Where the text comes from

Different data sources serve different roles in the training mixture. Web data gives breadth and freshness. Code is dense in syntax, structure, and exact correctness. Books and papers provide long-form coherent explanations. Carefully curated synthetic or textbook-style data can raise signal density further.

Phi-1 is a good example: its authors report strong coding benchmark performance from a 1.3B model trained on textbook-quality and synthetic data.^{[4]Reference 4Textbooks Are All You Needhttps://arxiv.org/abs/2306.11644}

Source	What it contributes	Main curation question
Common Crawl snapshots	Broad web coverage at large scale	Which extraction, language, quality, and deduplication rules raise signal without collapsing yield?
Books and papers	Long-form explanations and sustained argument	Which licenses, provenance rules, and subject areas fit the intended model?
Wikipedia	Structured reference text across many topics and languages	Which languages and snapshots belong in the mixture?
Code (for example, public repositories)	Syntax, APIs, and examples where exact structure matters	Which licenses, repository-level rules, and file filters remove generated or low-value code?
Curated web (for example, technical forums)	Focused discussions and worked answers	How do you preserve useful niche material without replaying copied pages?
Synthetic data	Targeted examples for gaps that raw sources cover poorly	Does the generated slice preserve factual fidelity, diversity, and downstream quality?

Note: Some papers disclose approximate mixtures while many don't. Llama 3 reports a final pre-training mix of roughly 50% general knowledge, 25% mathematical and reasoning data, 17% code, and 8% multilingual data.^{[3]Reference 3The Llama 3 Herd of Models.https://arxiv.org/abs/2407.21783} The broader pattern is that mixture weights are decisions, not raw-byte proportions.

Mixture weights, curriculum, and data scheduling

Source quality is only half the decision. You also have to decide how often each source appears and whether that weighting stays fixed through the whole run.

Three knobs matter:

Source weighting: web, code, books, papers, synthetic data
Schedule over time: fixed mix vs later-stage reweighting
Within-source weighting: whether some slices replay more often than others

The wrong default is "sample in proportion to raw bytes." Raw crawl volume isn't the same thing as training value.

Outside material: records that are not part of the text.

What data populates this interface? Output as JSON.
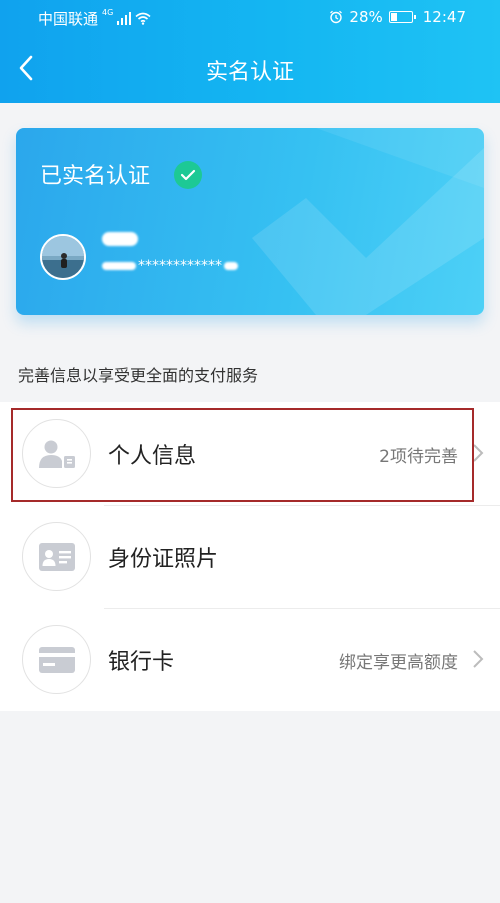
{
  "status_bar": {
    "carrier": "中国联通",
    "network": "4G",
    "battery": "28%",
    "time": "12:47"
  },
  "nav": {
    "title": "实名认证",
    "back_icon": "chevron-left-icon"
  },
  "card": {
    "title": "已实名认证",
    "badge_icon": "check-circle-icon",
    "id_masked": "************"
  },
  "hint": "完善信息以享受更全面的支付服务",
  "list": {
    "items": [
      {
        "label": "个人信息",
        "value": "2项待完善",
        "icon": "person-card-icon"
      },
      {
        "label": "身份证照片",
        "value": "",
        "icon": "id-card-icon"
      },
      {
        "label": "银行卡",
        "value": "绑定享更高额度",
        "icon": "bank-card-icon"
      }
    ]
  },
  "colors": {
    "header_start": "#10a2ee",
    "header_end": "#1fc3f4",
    "badge": "#1dc995",
    "highlight": "#a52a2a"
  }
}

The Pile is still useful as reference because it made mixture design explicit instead of treating web text as one giant bucket.^{[5]Reference 5The Pile: An 800GB Dataset of Diverse Text for Language Modeling.https://arxiv.org/abs/2101.00027} Llama 3 shows a later-stage version of the same idea: even after assembling a huge corpus, training shifted toward higher-value slices during annealing.^{[3]Reference 3The Llama 3 Herd of Models.https://arxiv.org/abs/2407.21783}

reported-mixture-token-budget.py

reported_mix = {
    "general knowledge": 0.50,
    "math and reasoning": 0.25,
    "code": 0.17,
    "multilingual": 0.08,
}
budget = 1e12

assert abs(sum(reported_mix.values()) - 1.0) < 1e-9
for source, fraction in reported_mix.items():
    print(f"{source:<19}: {budget * fraction / 1e9:>3.0f}B tokens")

Output

general knowledge  : 500B tokens
math and reasoning : 250B tokens
code               : 170B tokens
multilingual       :  80B tokens

Knob	What changes	Typical reason
Upsampling / downsampling	how often each source appears	code, math, books, or multilingual text may deserve more weight than raw size suggests
Curriculum schedule	what model sees earlier vs later	keep early coverage broad, then spend late tokens on harder or cleaner data
Per-example weights	which records inside one source repeat more	keep rare but important domains from being drowned by generic text

This is practical curriculum learning in pretraining. It usually isn't "easy lessons first, hard lessons later." More often it means changing source weights over time so the model sees a different mix at different stages.

Two common patterns:

Static high-quality mix: choose one weighted mixture and keep it stable through most of training
Late-stage curriculum: keep broad coverage early, then upweight cleaner or more target-relevant slices later^{[3]Reference 3The Llama 3 Herd of Models.https://arxiv.org/abs/2407.21783}

Don't confuse curriculum with annealing alone. Annealing usually means late-stage learning-rate decay plus a higher-quality mix. Curriculum is broader: any deliberate schedule that changes what the model sees as training progresses.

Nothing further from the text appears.